April 16th, 2012, 06:37 AM

But a string has many characters and every characters has 256 possible value, I think that would consume a lot of memory, it is different for decimal, so the algorithm above seems uses different way isn't it ?

satsujinka

April 16th, 2012, 06:59 PM

Radix may be a stable sort, but that doesn't mean that it doesn't use a lot of memory.

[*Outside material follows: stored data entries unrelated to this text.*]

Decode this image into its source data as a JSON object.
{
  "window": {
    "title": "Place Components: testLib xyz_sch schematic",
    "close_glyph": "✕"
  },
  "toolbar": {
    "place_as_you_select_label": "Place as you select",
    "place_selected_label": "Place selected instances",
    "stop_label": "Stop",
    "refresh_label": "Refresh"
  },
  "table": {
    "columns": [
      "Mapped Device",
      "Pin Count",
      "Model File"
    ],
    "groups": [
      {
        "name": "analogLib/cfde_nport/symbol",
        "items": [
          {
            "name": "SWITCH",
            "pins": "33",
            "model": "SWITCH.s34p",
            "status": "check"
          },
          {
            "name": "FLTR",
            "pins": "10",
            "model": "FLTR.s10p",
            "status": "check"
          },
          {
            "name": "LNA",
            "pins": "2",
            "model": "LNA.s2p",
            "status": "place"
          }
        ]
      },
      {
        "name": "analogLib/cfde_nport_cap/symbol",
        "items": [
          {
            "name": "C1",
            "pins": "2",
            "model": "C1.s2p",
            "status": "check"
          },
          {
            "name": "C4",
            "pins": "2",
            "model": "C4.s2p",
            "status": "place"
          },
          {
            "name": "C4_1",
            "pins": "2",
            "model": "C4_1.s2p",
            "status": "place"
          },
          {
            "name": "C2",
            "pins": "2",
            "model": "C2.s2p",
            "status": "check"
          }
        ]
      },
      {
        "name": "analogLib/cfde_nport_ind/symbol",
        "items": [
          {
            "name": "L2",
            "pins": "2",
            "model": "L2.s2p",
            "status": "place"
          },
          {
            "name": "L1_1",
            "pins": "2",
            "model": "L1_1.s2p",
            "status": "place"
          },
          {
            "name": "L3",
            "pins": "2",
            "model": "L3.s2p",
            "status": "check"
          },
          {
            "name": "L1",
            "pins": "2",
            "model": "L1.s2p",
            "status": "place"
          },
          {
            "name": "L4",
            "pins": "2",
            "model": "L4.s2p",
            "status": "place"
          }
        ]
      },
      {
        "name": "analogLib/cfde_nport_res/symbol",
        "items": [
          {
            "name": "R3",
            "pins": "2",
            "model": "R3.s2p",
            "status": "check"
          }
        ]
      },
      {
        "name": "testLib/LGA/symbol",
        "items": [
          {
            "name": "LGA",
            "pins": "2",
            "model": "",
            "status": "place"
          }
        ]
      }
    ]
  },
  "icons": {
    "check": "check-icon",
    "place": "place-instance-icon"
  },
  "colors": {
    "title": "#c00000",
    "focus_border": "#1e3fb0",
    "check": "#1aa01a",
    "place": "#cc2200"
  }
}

For strings try converting characters into their ascii/unicode values and use that as an index to an array (obviously you could use integers directly in my previous example.)

So:
char radix_array[256][number_to_sort][longest_length];

assuming that you're storing the strings somewhere else between passes:
source[number_to_sort][longest_length];

DaviesX

April 17th, 2012, 01:13 AM

Now, I have made more sense about that algorithm now,
I first separate a string into two part, the first part is the sub-string whose subscript mod 3 = 0, the others are whose subscript mod 3 != 0. And then for those whose subscript mod 3 != 0 would be characterized by its first 3 characters.

For example,
mississippi
sub mod 3 == 0
mississippi
sissippi
sippi
pi

sub mod 3 == 1
ississippi ->iss
issippi -> iss
ippi -> ipp
i -> i00

mississippi
sub mod 3 == 2
ssissippi -> ssi
ssippi -> ssi
ppi -> ppi

DaviesX

April 17th, 2012, 01:21 AM

And then, concatenate those three characters elements
iss iss ipp i00 ssi ssi ppi

and sort those elements by using radix sort.
radix sort that engaged by DC 3 dose not consume a lot of memory, it uses two buffer, I would like to note those as
int buffer0[256], int buffer1[256];

It first sort by the first character of each element, and it is done in buffer0, and they will be stored as a ranking array, and the information will be stored in buffer1,
then it sorts the second character of each element by using buffer1, and stores the ranking information in buffer0,
the last time, it sort the last character by using buffer0, and stores the final ranking back in buffer1.
I still not quite clear with the detail, but it is likely to be like this:

buffer0->buffer1
buffer1->buffer0
buffer0->buffer1

DaviesX

April 22nd, 2012, 05:50 AM

The detail is clear now
It's a really good algorithm that it consumes only very little memory

Code below is radix sorting for those 3-character string (I made the name of those variables more meaningful)

// Global Variable
int bin[256];

void RadixSort ( int *source, int *dest, char *string, int numGroup )
{
// Initialize the counter
for ( int i = 0; i < 256; i++ )
{
bin[i] = 0;

}// End For ( Each group )

// Count the occurrence
for ( int i = 0; i < numGroup; i++ )
{
bin[string[source[i]]]++;

}// End For ( Each group )

// Give each group its name
for ( int i = 0, offset = 0; i < 256; i++ )
{
int temp = bin[i];
bin[i] = offset;
offset += temp;

}// End For ( Each Group )

// Sort it to the array
for ( int i = 0; i < numGroup; i++ )
{
dest[bin[string[source[i]]]] = source[i];

// Lower rank for next occurence (rearer in suffix array)
bin[string[source[i]]]++;

}// End For ( Each Group )

}// End Function

The idea is to count the occurrence of a character instead of listing all of them. For example,
iss iss ipp i00 ssi ssi ppi

we sort the first character in the first place
for bin['i'] we have 4 occurrences
bin['p'] we have 1
bin['s'] we have 2
while the others are all zero occurrence

Then we have to do the ranking stuff (smaller subscript has higher ranking if ascending)
For each bin, we use a base to define where it starts, then incrementally puts every occurrences of the same character into a name array.
For example,
bin['a'] = 4, bin['b'] = 1, bin['c'] = 2, ...
the base of 'a' baseA is 0, 'b' baseB is 0 + 4, 'c' baseC is 0 + 4 + 1, ...
then rank of the first occurrence of 'c' is baseC + 0, the second occurrence should be baseC + 1 ...

Therefore,
'a': 0, 1, 2, 3
'b': 4
'c': 5, 6
...

By using this technique, we can save a lot of memory from avoiding listing all the elements like a linked list or a two-dimensional array and filling time too :)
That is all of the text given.